Notably, the Madhya Pradesh government had in 2012 demanded from the Centre’s Group of Ministers a compensation of Rs 10 lakh each to the kin of 15,342 deceased in the tragedy, as per revised figures in Indian Council of Medical Research (ICMR) report, a government release had then said.

Besides, concern has been raised over non-disposal of 350 MT of toxic waste lying in the defunct chemical plant which is a major cause for pollution, especially water contamination in and around the factory.

Hearings have been going since 1999 in Southern District Court of New York against the Union Carbide Corporation, seeking that the poisonous waste should be removed from its factory in Bhopal, Dhingra said.
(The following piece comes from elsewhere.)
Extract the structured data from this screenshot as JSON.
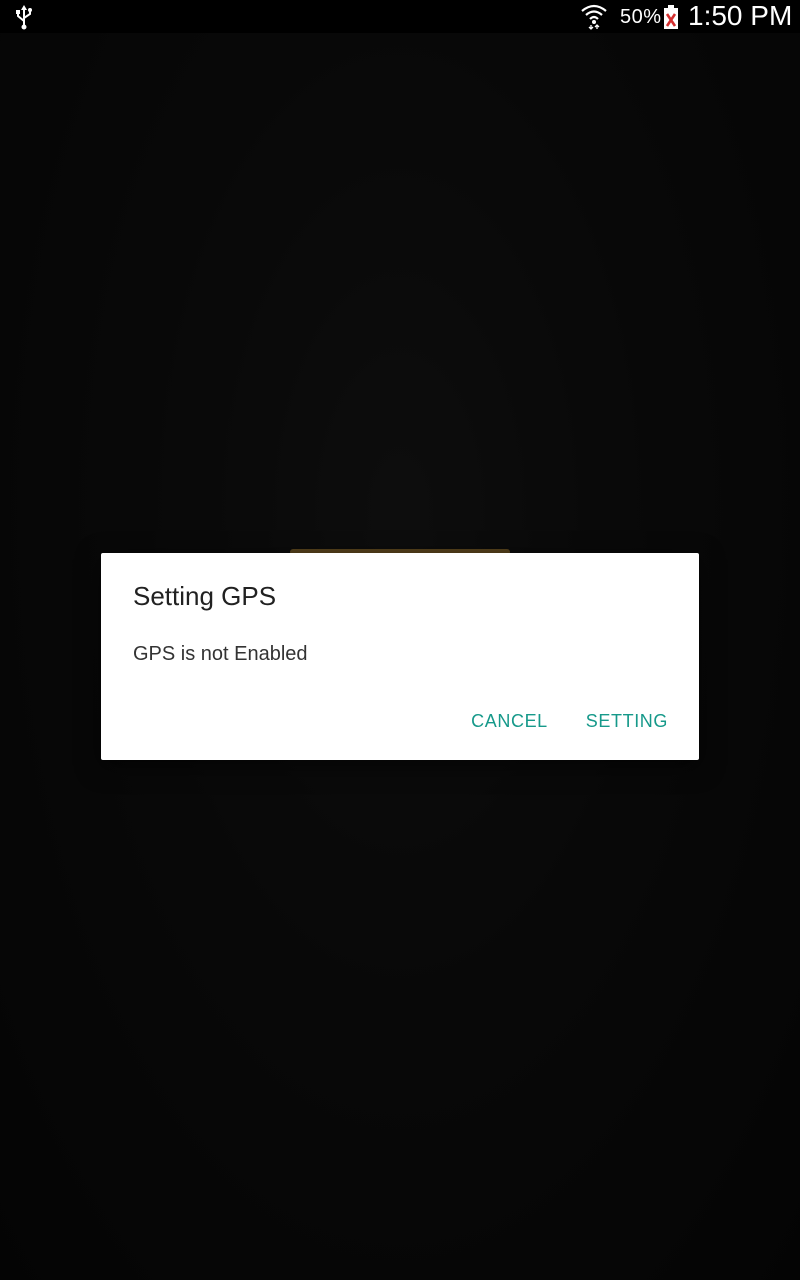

Around 17 people, living close to the plant, supported by some NGOs, had moved the US court in 1999, but the timid response to the case by successive Madhya Pradesh governments has not yielded any result, she alleged.

“It is high time that MP government should intervene in the US court and get the waste cleared,” she demanded.

In India too, an NGO moved a PIL in Madhya Pradesh High Court in 2004, after a soil sample test carried out in and around the closed factory revealed that the waste was causing air and water pollution in the surroundings having a huge human settlement. But the toxic dump couldn’t be cleared following resistance from different environment groups.